Grigsby also served as Superintendent of Sinoe County, his home county, where he was credited with successfully hosting the Sinoe peace conference, a significant contribution to the country's reconciliation efforts.

== Acting Minister of Foreign Affairs ==
In 2010, he was the acting Minister of Foreign Affairs under President Ellen Johnson Sirleaf. Grigsby served in that role from 5 November 2010 until 4 December 2010, when he was succeeded by Toga McIntosh.

== Minister of State for Presidential Affairs ==
Grigsby's transition from the foreign ministry to the Executive Mansion came when President Sirleaf appointed him as Minister of State for Presidential Affairs, filling the vacancy left by the death of former Minister Johnny McClain. In this role, he became one of President Sirleaf's most trusted advisors and was known for his meticulous work habits, arriving at the Executive Mansion by 8:00 AM and often working until 11:00 PM to ensure government objectives were met.

As Minister of State, Grigsby was responsible for managing the presidential cabinet and holding public officials accountable to their performance commitments. He was also recognized as a speechwriter and strategist, skills that proved invaluable in his advisory role.

When President Joseph Boakai assumed office in January 2024, one of his first appointments was Grigsby as Minister of State for Presidential Affairs under President. This marked Grigsby's second tenure in this influential position, making him the most senior Cabinet minister and widely regarded as the president's most trusted adviser.

== ARREST agenda implementation ==
Grigsby played a central role in launching President Boakai's ARREST agenda, focusing on Agriculture, Roads, Rule of law, Education, Sanitation, and Tourism. His experience and institutional knowledge were crucial in structuring the implementation of these priority areas.

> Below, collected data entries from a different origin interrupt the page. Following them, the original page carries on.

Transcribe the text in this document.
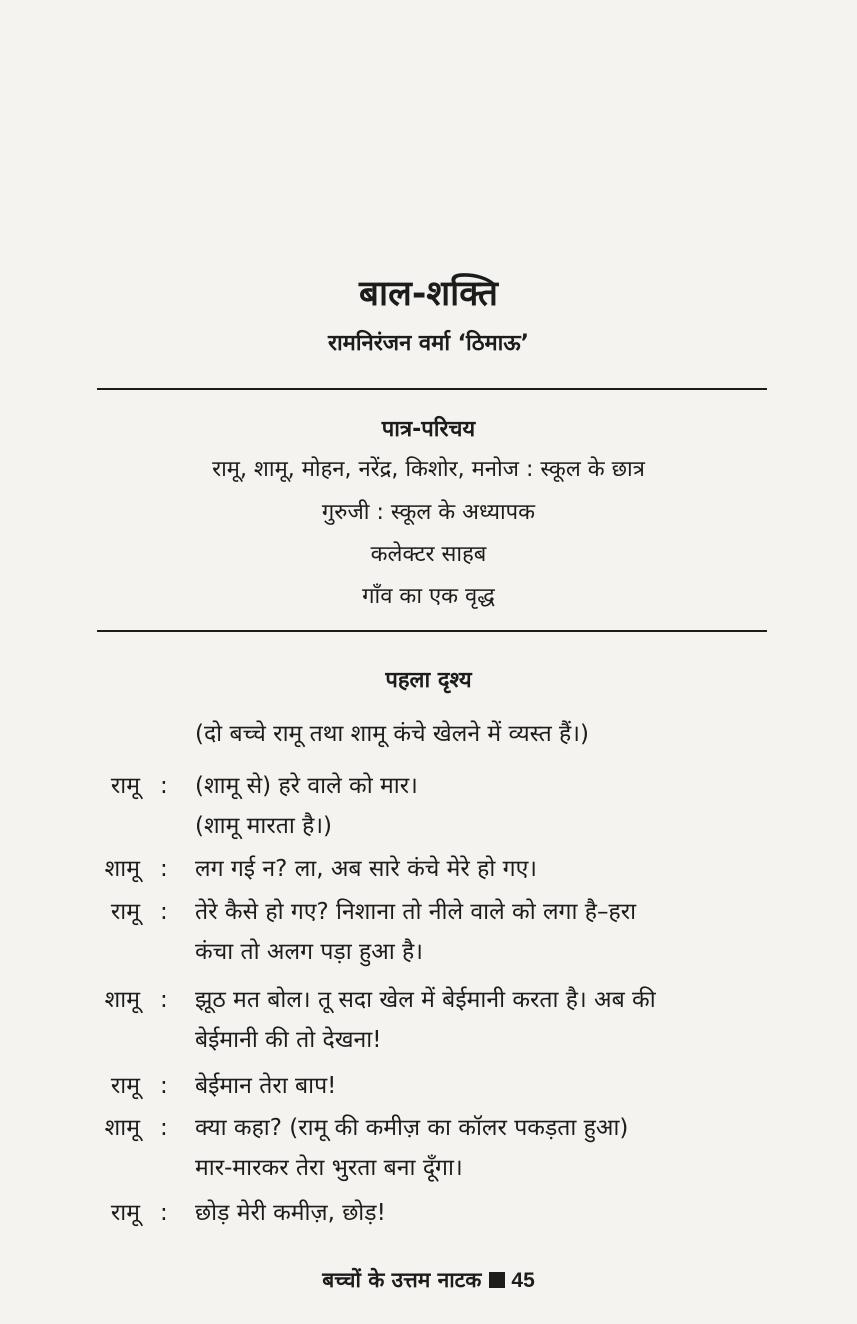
बाल-शक्ति
रामनिरंजन वर्मा ‘ठिमाऊ’
पात्र-परिचय
रामू, शामू, मोहन, नरेंद्र, किशोर, मनोज : स्कूल के छात्र
गुरुजी : स्कूल के अध्यापक
कलेक्टर साहब
गाँव का एक वृद्ध
पहला दृश्य
(दो बच्चे रामू तथा शामू कंचे खेलने में व्यस्त हैं।)
रामू : (शामू से) हरे वाले को मार।

(शामू मारता है।)

शामू : लग गई न? ला, अब सारे कंचे मेरे हो गए।

रामू : तेरे कैसे हो गए? निशाना तो नीले वाले को लगा है–हरा

कंचा तो अलग पड़ा हुआ है।

शामू : झूठ मत बोल। तू सदा खेल में बेईमानी करता है। अब की

बेईमानी की तो देखना!

रामू : बेईमान तेरा बाप!

शामू : क्या कहा? (रामू की कमीज़ का कॉलर पकड़ता हुआ)

मार-मारकर तेरा भुरता बना दूँगा।

रामू : छोड़ मेरी कमीज़, छोड़!

बच्चों के उत्तम नाटक 45
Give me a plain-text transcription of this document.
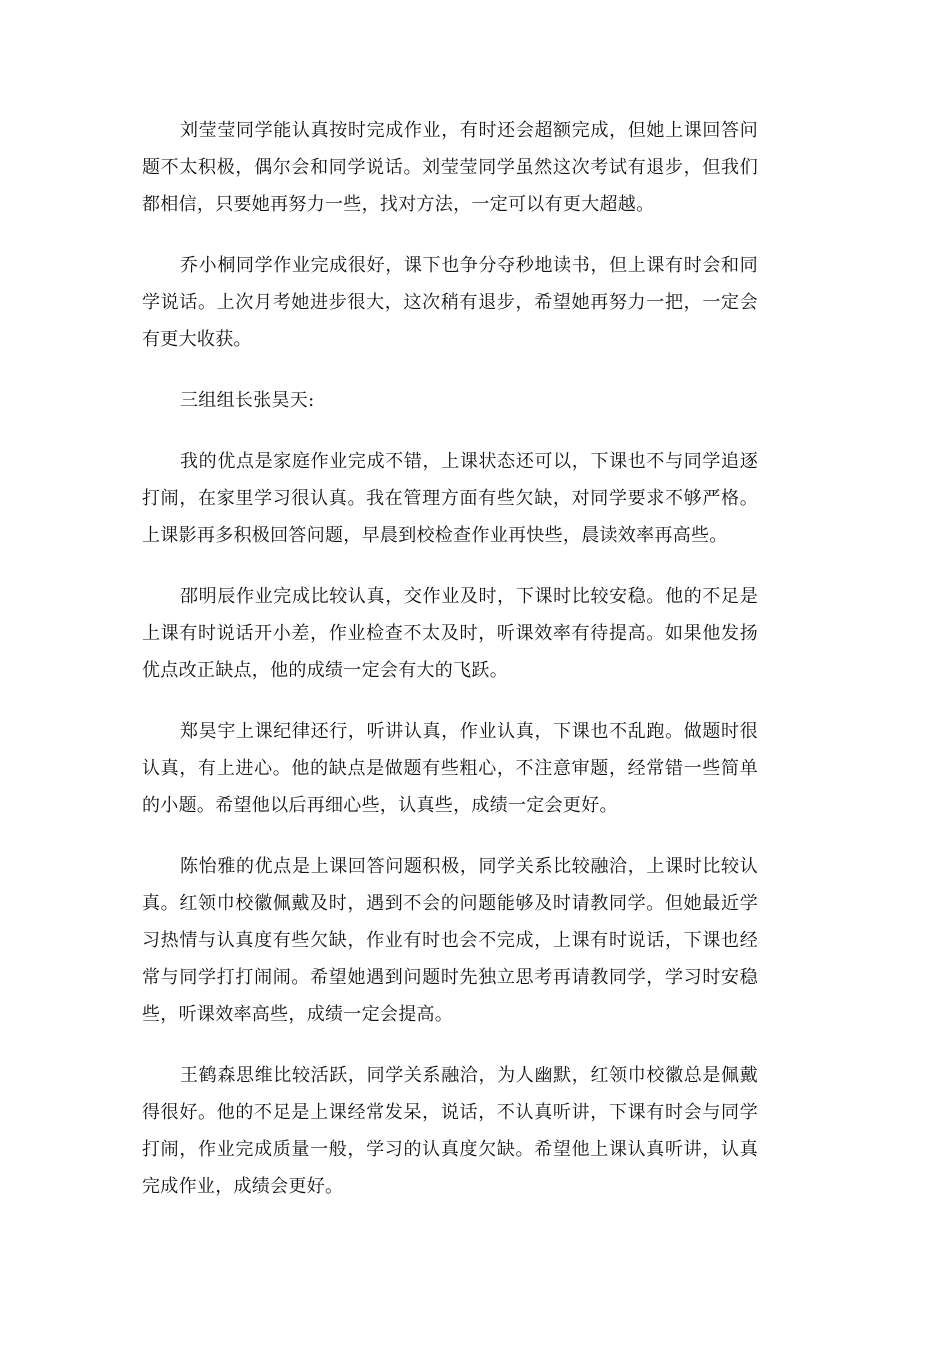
刘莹莹同学能认真按时完成作业，有时还会超额完成，但她上课回答问题不太积极，偶尔会和同学说话。刘莹莹同学虽然这次考试有退步，但我们都相信，只要她再努力一些，找对方法，一定可以有更大超越。

乔小桐同学作业完成很好，课下也争分夺秒地读书，但上课有时会和同学说话。上次月考她进步很大，这次稍有退步，希望她再努力一把，一定会有更大收获。

三组组长张昊天:

我的优点是家庭作业完成不错，上课状态还可以，下课也不与同学追逐打闹，在家里学习很认真。我在管理方面有些欠缺，对同学要求不够严格。上课影再多积极回答问题，早晨到校检查作业再快些，晨读效率再高些。

邵明辰作业完成比较认真，交作业及时，下课时比较安稳。他的不足是上课有时说话开小差，作业检查不太及时，听课效率有待提高。如果他发扬优点改正缺点，他的成绩一定会有大的飞跃。

郑昊宇上课纪律还行，听讲认真，作业认真，下课也不乱跑。做题时很认真，有上进心。他的缺点是做题有些粗心，不注意审题，经常错一些简单的小题。希望他以后再细心些，认真些，成绩一定会更好。

陈怡雅的优点是上课回答问题积极，同学关系比较融洽，上课时比较认真。红领巾校徽佩戴及时，遇到不会的问题能够及时请教同学。但她最近学习热情与认真度有些欠缺，作业有时也会不完成，上课有时说话，下课也经常与同学打打闹闹。希望她遇到问题时先独立思考再请教同学，学习时安稳些，听课效率高些，成绩一定会提高。

王鹤森思维比较活跃，同学关系融洽，为人幽默，红领巾校徽总是佩戴得很好。他的不足是上课经常发呆，说话，不认真听讲，下课有时会与同学打闹，作业完成质量一般，学习的认真度欠缺。希望他上课认真听讲，认真完成作业，成绩会更好。
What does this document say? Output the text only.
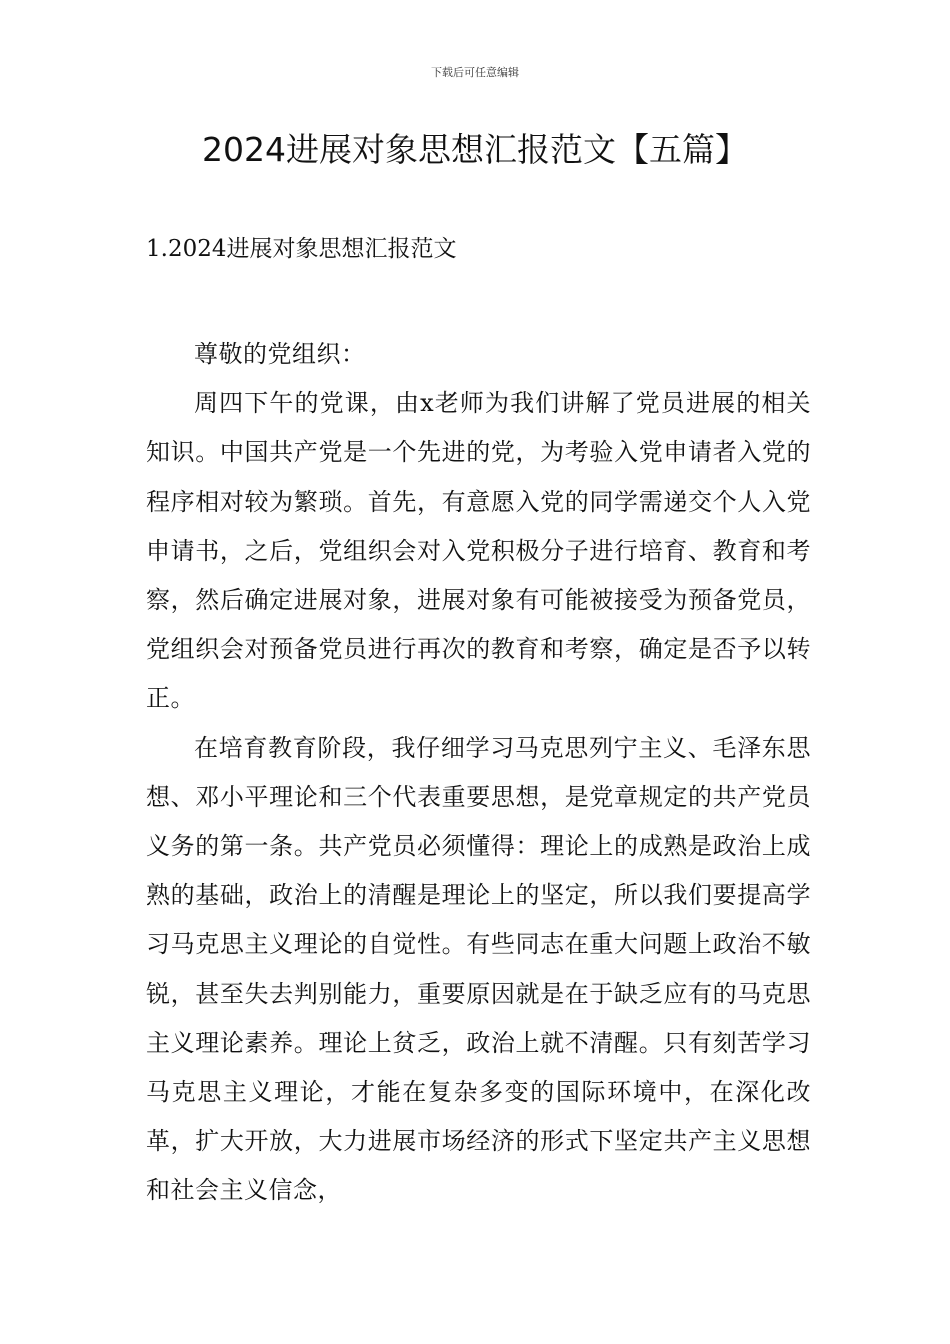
下载后可任意编辑
2024进展对象思想汇报范文【五篇】
1.2024进展对象思想汇报范文

尊敬的党组织：

周四下午的党课，由x老师为我们讲解了党员进展的相关知识。中国共产党是一个先进的党，为考验入党申请者入党的程序相对较为繁琐。首先，有意愿入党的同学需递交个人入党申请书，之后，党组织会对入党积极分子进行培育、教育和考察，然后确定进展对象，进展对象有可能被接受为预备党员，党组织会对预备党员进行再次的教育和考察，确定是否予以转正。

在培育教育阶段，我仔细学习马克思列宁主义、毛泽东思想、邓小平理论和三个代表重要思想，是党章规定的共产党员义务的第一条。共产党员必须懂得：理论上的成熟是政治上成熟的基础，政治上的清醒是理论上的坚定，所以我们要提高学习马克思主义理论的自觉性。有些同志在重大问题上政治不敏锐，甚至失去判别能力，重要原因就是在于缺乏应有的马克思主义理论素养。理论上贫乏，政治上就不清醒。只有刻苦学习马克思主义理论，才能在复杂多变的国际环境中，在深化改革，扩大开放，大力进展市场经济的形式下坚定共产主义思想和社会主义信念，
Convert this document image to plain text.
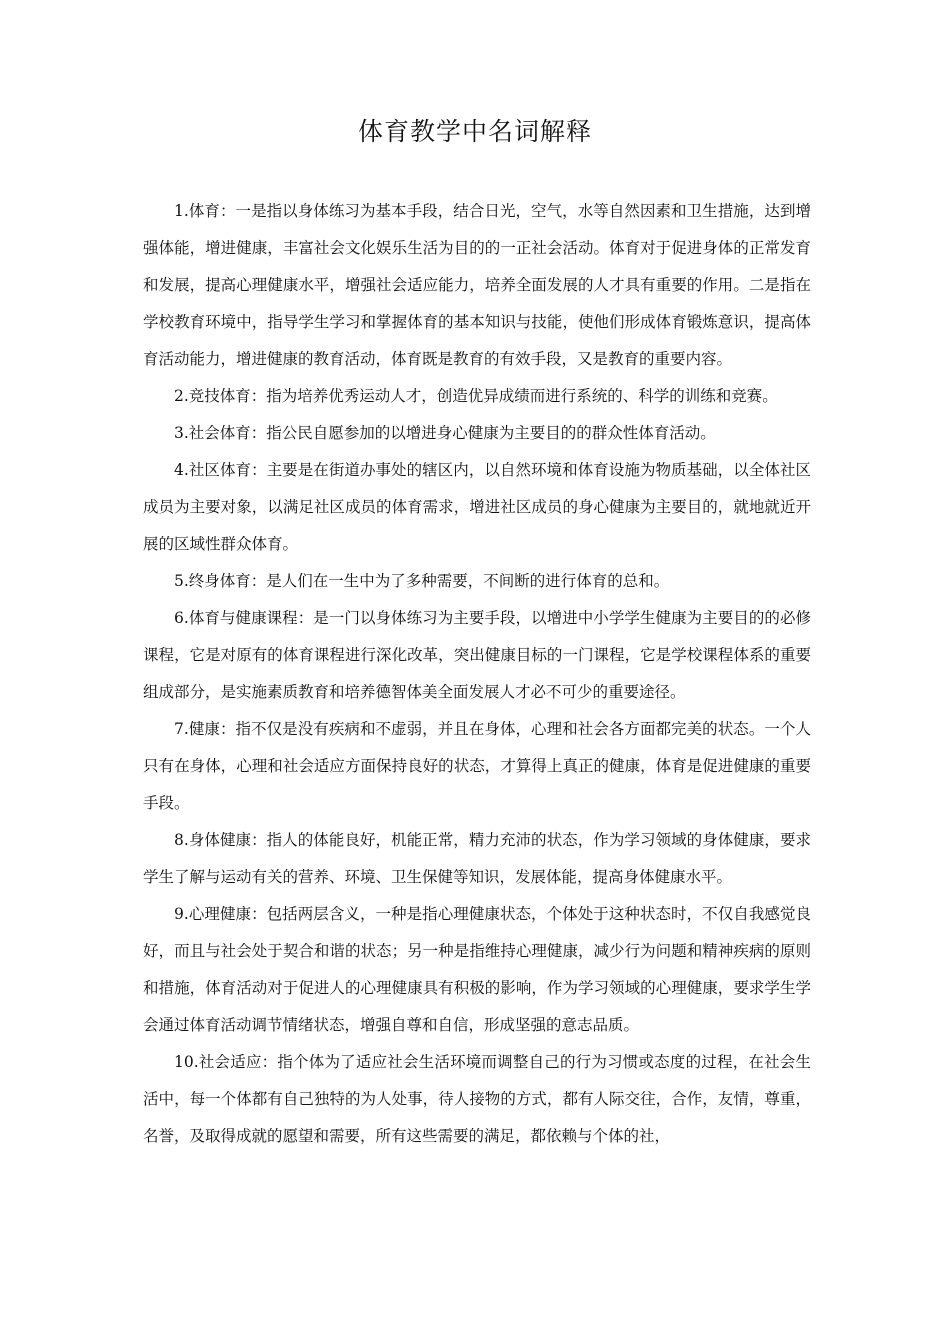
体育教学中名词解释

1.体育：一是指以身体练习为基本手段，结合日光，空气，水等自然因素和卫生措施，达到增强体能，增进健康，丰富社会文化娱乐生活为目的的一正社会活动。体育对于促进身体的正常发育和发展，提高心理健康水平，增强社会适应能力，培养全面发展的人才具有重要的作用。二是指在学校教育环境中，指导学生学习和掌握体育的基本知识与技能，使他们形成体育锻炼意识，提高体育活动能力，增进健康的教育活动，体育既是教育的有效手段，又是教育的重要内容。

2.竞技体育：指为培养优秀运动人才，创造优异成绩而进行系统的、科学的训练和竞赛。

3.社会体育：指公民自愿参加的以增进身心健康为主要目的的群众性体育活动。

4.社区体育：主要是在街道办事处的辖区内，以自然环境和体育设施为物质基础，以全体社区成员为主要对象，以满足社区成员的体育需求，增进社区成员的身心健康为主要目的，就地就近开展的区域性群众体育。

5.终身体育：是人们在一生中为了多种需要，不间断的进行体育的总和。

6.体育与健康课程：是一门以身体练习为主要手段，以增进中小学学生健康为主要目的的必修课程，它是对原有的体育课程进行深化改革，突出健康目标的一门课程，它是学校课程体系的重要组成部分，是实施素质教育和培养德智体美全面发展人才必不可少的重要途径。

7.健康：指不仅是没有疾病和不虚弱，并且在身体，心理和社会各方面都完美的状态。一个人只有在身体，心理和社会适应方面保持良好的状态，才算得上真正的健康，体育是促进健康的重要手段。

8.身体健康：指人的体能良好，机能正常，精力充沛的状态，作为学习领域的身体健康，要求学生了解与运动有关的营养、环境、卫生保健等知识，发展体能，提高身体健康水平。

9.心理健康：包括两层含义，一种是指心理健康状态，个体处于这种状态时，不仅自我感觉良好，而且与社会处于契合和谐的状态；另一种是指维持心理健康，减少行为问题和精神疾病的原则和措施，体育活动对于促进人的心理健康具有积极的影响，作为学习领域的心理健康，要求学生学会通过体育活动调节情绪状态，增强自尊和自信，形成坚强的意志品质。

10.社会适应：指个体为了适应社会生活环境而调整自己的行为习惯或态度的过程，在社会生活中，每一个体都有自己独特的为人处事，待人接物的方式，都有人际交往，合作，友情，尊重，名誉，及取得成就的愿望和需要，所有这些需要的满足，都依赖与个体的社，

== War and economic crimes court ==
One of Grigsby's most significant accomplishments was his instrumental role in establishing the War and Economic Crimes Court within just 110 days of President Boakai's inauguration on 22 January 2024.

== Comprehensive audit initiative ==
Grigsby also spearheaded efforts to conduct a comprehensive audit of the previous George Weah administration, aimed at retrieving state funds and assets allegedly stolen by former officials. This initiative was part of the broader effort to strengthen governance and restore the rule of law.

== Final years and legacy ==
Grigsby continued serving as Minister of State for Presidential Affairs until his death, remaining one of President Boakai's most trusted officials. He was described as providing crucial counsel on both domestic and international challenges, and his experience spanning four decades made him an invaluable asset to the administration.

The United States Embassy in Monrovia honored him as "a crucial, longtime friend and colleague," lauding his "invaluable contributions to strengthening the U.S.-Liberia bilateral relationship" and describing him as "a true leader and international statesman, who made Liberia and the world a better place".

Grigsby died in Houston, Texas on 9 August 2025, at the age of 74. His death was met with an outpouring of grief from across Liberia's political spectrum, testament to the respect he commanded throughout his distinguished career in public service.

Grigsby was married for 51 years to his wife Cleopatra, together they had two daughters.